The country is beset by bank debts triggered by the bursting of a real estate bubble, and aggravated by overspending by its autonomous regions.
A senior European G7 source, who requested anonymity due to the confidential nature of the G7 call, confirmed that Germany was pushing Spain to accept international aid to help it recapitalise its stricken banks.
"They don't want to. They are too proud. It's fatal hubris," the source said of the Spanish government.
Berlin and the European Central Bank have so far resisted pressure from Madrid to ride to its rescue without forcing Spain into the humiliation of an internationally supervised bailout.
Montoro said Spanish banks should be recapitalised through European mechanisms, departing from the previous government line that Spain could raise the money on its own.
The European Union's top economic official, Olli Rehn, said Madrid had not requested EU assistance but other sources said a lot hinged on an independent audit of the capital needs of Spanish banks. They said the first-phase audit would be completed this month - potentially still weeks away.
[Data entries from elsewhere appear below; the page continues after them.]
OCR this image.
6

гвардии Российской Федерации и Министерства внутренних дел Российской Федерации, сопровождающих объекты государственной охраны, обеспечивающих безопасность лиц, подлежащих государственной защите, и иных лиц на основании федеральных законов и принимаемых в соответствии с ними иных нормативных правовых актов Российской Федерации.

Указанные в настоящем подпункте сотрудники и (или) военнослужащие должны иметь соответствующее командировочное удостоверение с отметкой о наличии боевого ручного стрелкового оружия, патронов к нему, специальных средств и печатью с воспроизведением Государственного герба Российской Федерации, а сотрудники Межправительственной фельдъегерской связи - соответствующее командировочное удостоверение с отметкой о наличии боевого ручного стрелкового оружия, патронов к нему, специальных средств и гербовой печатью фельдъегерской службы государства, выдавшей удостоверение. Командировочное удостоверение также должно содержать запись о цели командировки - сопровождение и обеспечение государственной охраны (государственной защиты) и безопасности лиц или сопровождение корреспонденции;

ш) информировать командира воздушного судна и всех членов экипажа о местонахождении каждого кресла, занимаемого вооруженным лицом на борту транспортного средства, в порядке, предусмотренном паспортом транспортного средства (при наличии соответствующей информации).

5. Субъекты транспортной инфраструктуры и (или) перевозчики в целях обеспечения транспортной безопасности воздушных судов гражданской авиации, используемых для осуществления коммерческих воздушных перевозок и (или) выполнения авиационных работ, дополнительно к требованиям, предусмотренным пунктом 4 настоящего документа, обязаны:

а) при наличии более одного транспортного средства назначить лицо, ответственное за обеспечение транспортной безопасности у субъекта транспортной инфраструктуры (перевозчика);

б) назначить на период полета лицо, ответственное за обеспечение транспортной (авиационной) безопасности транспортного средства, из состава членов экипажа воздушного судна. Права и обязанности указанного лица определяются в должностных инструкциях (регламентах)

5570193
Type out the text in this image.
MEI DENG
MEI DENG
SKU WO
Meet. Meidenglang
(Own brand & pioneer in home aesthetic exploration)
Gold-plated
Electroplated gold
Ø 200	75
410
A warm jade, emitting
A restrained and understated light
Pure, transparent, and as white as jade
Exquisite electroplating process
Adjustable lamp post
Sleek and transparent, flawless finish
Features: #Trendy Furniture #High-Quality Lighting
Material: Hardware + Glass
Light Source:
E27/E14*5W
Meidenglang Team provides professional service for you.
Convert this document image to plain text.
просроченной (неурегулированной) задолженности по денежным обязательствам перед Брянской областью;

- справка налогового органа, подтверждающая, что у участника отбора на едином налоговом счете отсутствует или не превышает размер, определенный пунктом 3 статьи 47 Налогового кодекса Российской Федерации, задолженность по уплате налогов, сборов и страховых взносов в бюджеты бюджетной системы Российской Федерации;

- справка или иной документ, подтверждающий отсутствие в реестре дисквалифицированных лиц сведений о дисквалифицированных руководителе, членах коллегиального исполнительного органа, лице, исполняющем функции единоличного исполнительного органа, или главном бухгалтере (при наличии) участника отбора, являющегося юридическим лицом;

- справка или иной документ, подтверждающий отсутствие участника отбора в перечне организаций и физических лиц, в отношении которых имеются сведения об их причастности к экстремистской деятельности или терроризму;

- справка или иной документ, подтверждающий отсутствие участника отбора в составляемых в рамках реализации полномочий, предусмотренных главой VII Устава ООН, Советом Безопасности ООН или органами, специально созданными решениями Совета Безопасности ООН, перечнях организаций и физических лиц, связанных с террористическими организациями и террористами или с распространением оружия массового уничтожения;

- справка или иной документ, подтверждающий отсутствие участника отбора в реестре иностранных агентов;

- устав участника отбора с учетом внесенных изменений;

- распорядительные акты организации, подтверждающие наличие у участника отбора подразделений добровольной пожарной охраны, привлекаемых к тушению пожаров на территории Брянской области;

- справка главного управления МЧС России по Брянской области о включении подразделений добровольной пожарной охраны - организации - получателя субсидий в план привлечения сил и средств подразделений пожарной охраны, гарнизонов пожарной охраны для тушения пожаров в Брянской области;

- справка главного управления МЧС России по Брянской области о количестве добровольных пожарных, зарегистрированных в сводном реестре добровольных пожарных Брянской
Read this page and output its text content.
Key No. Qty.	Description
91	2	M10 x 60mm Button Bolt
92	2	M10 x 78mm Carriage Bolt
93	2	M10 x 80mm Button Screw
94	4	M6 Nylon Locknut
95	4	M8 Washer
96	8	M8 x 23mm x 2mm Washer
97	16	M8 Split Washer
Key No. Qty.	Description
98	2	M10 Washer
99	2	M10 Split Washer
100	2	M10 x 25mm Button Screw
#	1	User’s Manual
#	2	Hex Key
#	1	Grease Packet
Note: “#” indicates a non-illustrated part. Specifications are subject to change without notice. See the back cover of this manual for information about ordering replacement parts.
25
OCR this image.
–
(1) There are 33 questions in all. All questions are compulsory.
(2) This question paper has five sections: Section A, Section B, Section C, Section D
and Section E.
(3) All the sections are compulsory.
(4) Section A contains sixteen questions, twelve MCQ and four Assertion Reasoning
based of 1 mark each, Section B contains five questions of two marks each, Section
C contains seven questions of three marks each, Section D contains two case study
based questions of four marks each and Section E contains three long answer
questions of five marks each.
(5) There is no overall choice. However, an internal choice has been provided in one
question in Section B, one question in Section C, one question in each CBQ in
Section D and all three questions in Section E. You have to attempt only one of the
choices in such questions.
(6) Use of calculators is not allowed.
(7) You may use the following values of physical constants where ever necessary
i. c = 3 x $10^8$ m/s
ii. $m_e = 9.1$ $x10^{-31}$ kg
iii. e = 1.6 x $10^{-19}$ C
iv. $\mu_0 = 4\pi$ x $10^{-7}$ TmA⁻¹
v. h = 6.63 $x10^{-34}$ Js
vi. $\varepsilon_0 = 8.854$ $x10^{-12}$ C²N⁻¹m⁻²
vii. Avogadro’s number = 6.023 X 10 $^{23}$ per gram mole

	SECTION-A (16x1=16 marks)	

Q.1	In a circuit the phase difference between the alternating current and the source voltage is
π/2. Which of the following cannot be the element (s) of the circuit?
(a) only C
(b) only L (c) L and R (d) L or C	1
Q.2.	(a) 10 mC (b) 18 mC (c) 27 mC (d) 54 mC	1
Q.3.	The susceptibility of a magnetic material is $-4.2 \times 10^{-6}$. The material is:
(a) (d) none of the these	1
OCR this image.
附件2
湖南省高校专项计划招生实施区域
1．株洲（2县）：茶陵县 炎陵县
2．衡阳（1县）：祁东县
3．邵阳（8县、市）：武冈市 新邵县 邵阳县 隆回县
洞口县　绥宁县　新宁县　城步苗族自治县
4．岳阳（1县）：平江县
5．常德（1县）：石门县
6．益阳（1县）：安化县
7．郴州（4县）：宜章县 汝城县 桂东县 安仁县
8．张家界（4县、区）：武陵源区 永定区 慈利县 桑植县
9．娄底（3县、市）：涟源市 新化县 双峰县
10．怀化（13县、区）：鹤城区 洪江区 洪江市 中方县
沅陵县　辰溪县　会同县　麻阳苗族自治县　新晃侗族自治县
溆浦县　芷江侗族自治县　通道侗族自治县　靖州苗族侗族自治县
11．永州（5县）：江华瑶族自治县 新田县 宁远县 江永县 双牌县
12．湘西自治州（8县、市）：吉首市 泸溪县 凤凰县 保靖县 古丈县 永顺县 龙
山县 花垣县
Sources in Berlin and Brussels denied a report in German newspaper Die Welt that European officials were considering offering Spain a precautionary credit line via the bloc's rescue fund by mid-June.
Two Spanish government sources had said earlier that Madrid neither needed nor wanted such a line.
Germany is at risk of ruining itself and Europe again, as it did twice in the 20th century, former German Foreign Minister Joschka Fisher wrote in an op-ed for Project Syndicate.
“Unfortunately, the fire brigade is being led by Germany, and its chief is Chancellor Angela Merkel. As a result, Europe continues to try to quench the fire with German-enforced austerity with the consequence that, in a mere three years, the eurozone's financial crisis has become a European existential crisis,” Fischer writes.
“Do we Germans understand our pan-European responsibility? It certainly does not look that way. Rarely has Germany been as isolated as it is now. […] It would be both tragic and ironic if a restored Germany, by peaceful means and with the best of intentions, brought about the ruin of the European order a third time,” Fischer concludes.